You think it’s easy? Does it look easy? Work? Does it make you shudder? Cooperation? Any??!!!
Even Colleen was reluctant… till I told her she could wear her favorite dress. Try to get a squirming cat to look at the camera. Flash helps – fast shutter speed. A pose? Just get the cats with their eyes open and looking forward. No cats were harmed in the making of this picture. We got it pretty much down to routine. I set up a tripod, so the perspective does not change. I load batteries in the flash. Each cat is wrangled into position on the table. The order is not important. They all fit side by side according to expression. Done.
Ha ha. Jen pointed out we got photobombed. Spice was in our picture over Colleen’s left shoulder. Yes, I do not have eyes in the back of my head. Hey, I got a shot! Let’s not get too picky.
Luck, persistence, and a lot of space on the memory card…
Technical: Canon EOS 7D, 1/2000 sec, focal length 135, f29
Shooting the moon, at least I assume it’s the moon is a problem. The moon is brightly lit by the sun. And, no, you cannot use any kind of flash. The exposure is therefore like shooting in daylight. The problem is that moon is far away [I bet you knew that] and usually only fills a small portion of the image frame. The camera will tend to meter and overexpose the moon resulting in a bright spot with no detail or texture. I have written on the exposure in previous posts. I would start at f11 and 1/250 sec. If you want to make the shutter slower then you must make the f stop a larger number [or smaller opening].
During an eclipse things are just that much more difficult. Lately I have used a tripod and then gone to manual exposure. I will adjust and inspect each image for sharpness and exposure. With the LCD and a large memory card, the experiment can be checked right on the spot.
Here David got a simple crescent. I have been fortunate enough to get an eclipse in New York where the ambient city lights enhanced the cloud cover so that I got clouds as well as the moon in eclipse. The exposure requires a lot of juggling and a good tripod. For a reference see my post of 11/22 and 11/23/11 where I discuss the sun and moon.
Now we’re cooking. This is another image stack by cousin David. The subject is focused. The composition is good. It is suitable for framing. I would have to say that my efforts at shooting flowers have been surpassed by the experiments and efforts of my cousin. The only thing to say about this is that the interior of the flower is slightly underexposed.
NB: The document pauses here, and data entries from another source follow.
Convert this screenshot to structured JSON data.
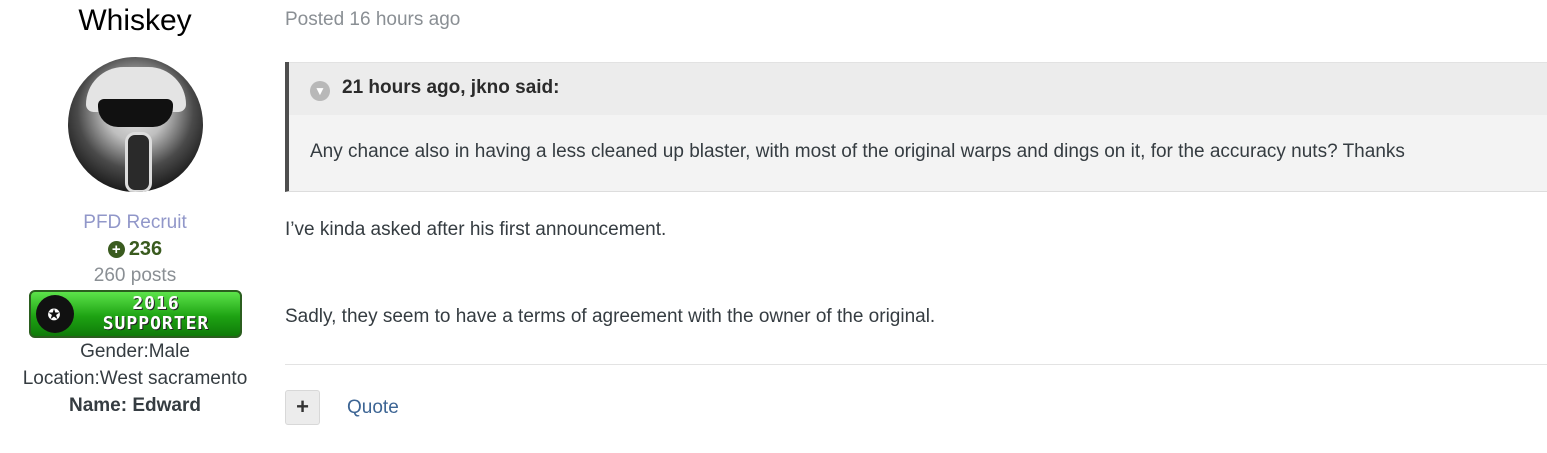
{
  "author": {
    "name": "Whiskey",
    "group": "PFD Recruit",
    "reputation": "236",
    "posts": "260 posts",
    "badge": {
      "line1": "2016",
      "line2": "SUPPORTER"
    },
    "fields": [
      "Gender:Male",
      "Location:West sacramento",
      "Name: Edward"
    ]
  },
  "post": {
    "posted": "Posted 16 hours ago",
    "quote": {
      "header": "21 hours ago, jkno said:",
      "text": "Any chance also in having a less cleaned up blaster, with most of the original warps and dings on it, for the accuracy nuts? Thanks"
    },
    "paragraphs": [
      "I’ve kinda asked after his first announcement.",
      "Sadly, they seem to have a terms of agreement with the owner of the original."
    ],
    "actions": {
      "multiquote": "+",
      "quote": "Quote"
    }
  },
  "icons": {
    "reputation": "plus-circle-icon",
    "toggle": "chevron-down-icon"
  },
  "colors": {
    "group": "#9197c9",
    "reputation": "#3a5b1f",
    "link": "#3d6594",
    "quote_border": "#4e4e4e"
  }
}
Maybe you could back light one image to make the petals glow. But if you don’t do anything else, this is a fine image.
Another stacked image of a succulent, this is perfectly exposed and softly lit. The composition is fine. The background is not distracting. The center of the flower is at the intersecting ‘rule of thirds.’ This is a fine image.
This is another technical masterpiece by cousin David. He stacked his images and used flash. The result is great. No criticism here. I might add that the short duration of the flash would help with any motion of the subject. All in all it’s a pretty good effort to get the exposure and account for the motion of the subject. It’s very good software to accomplish this final image.
This is a great shot. It is set up to ensure that the background is blurred nicely. Once again a tripod and focusing 1mm at time to stack a set of images and obtain sharp focus throughout. I must admit that this is my cousin David’s work, which I am referencing. Well done.
Cousin David wrote, “I tried focus stacking yesterday. Lens was 60 mm set at F2.8 to minimize depth-of-field. According to an online calculator, DOF = ~2 mm. Software was CZM and result came out a bit artificial, probably because I was overzealous and had a bigger than necessary stack of photos (1 photo per mm forward). Barcode looking strips on the left and top are artifacts from stacking. Since I moved a total of 10 cm forward, I find this freeware rather remarkable. I should have taken a reference shot at F16 (2 stops faster than F32?) for comparison.” David
David, you’re beyond my technical ability now. What a nice photo! The focus on the flower is hard to appreciate till you look at the leaf on the right. With shallow depth of field the whole leaf would not be in focus. Bar code is not noticeable in the image that I see. You should try HDR (high dynamic range). For landscape and buildings, this is very interesting. Since you are so patient and are willing to do more with a tripod this would be a natural progression. I seem to recall that we talked about a good tripod. I believe that you have a solid one and should stick with it. I also saw that Barnes and Noble sold a pinhole camera book/kit. I would have sent it to you, but it uses film. And who knows what that is any more?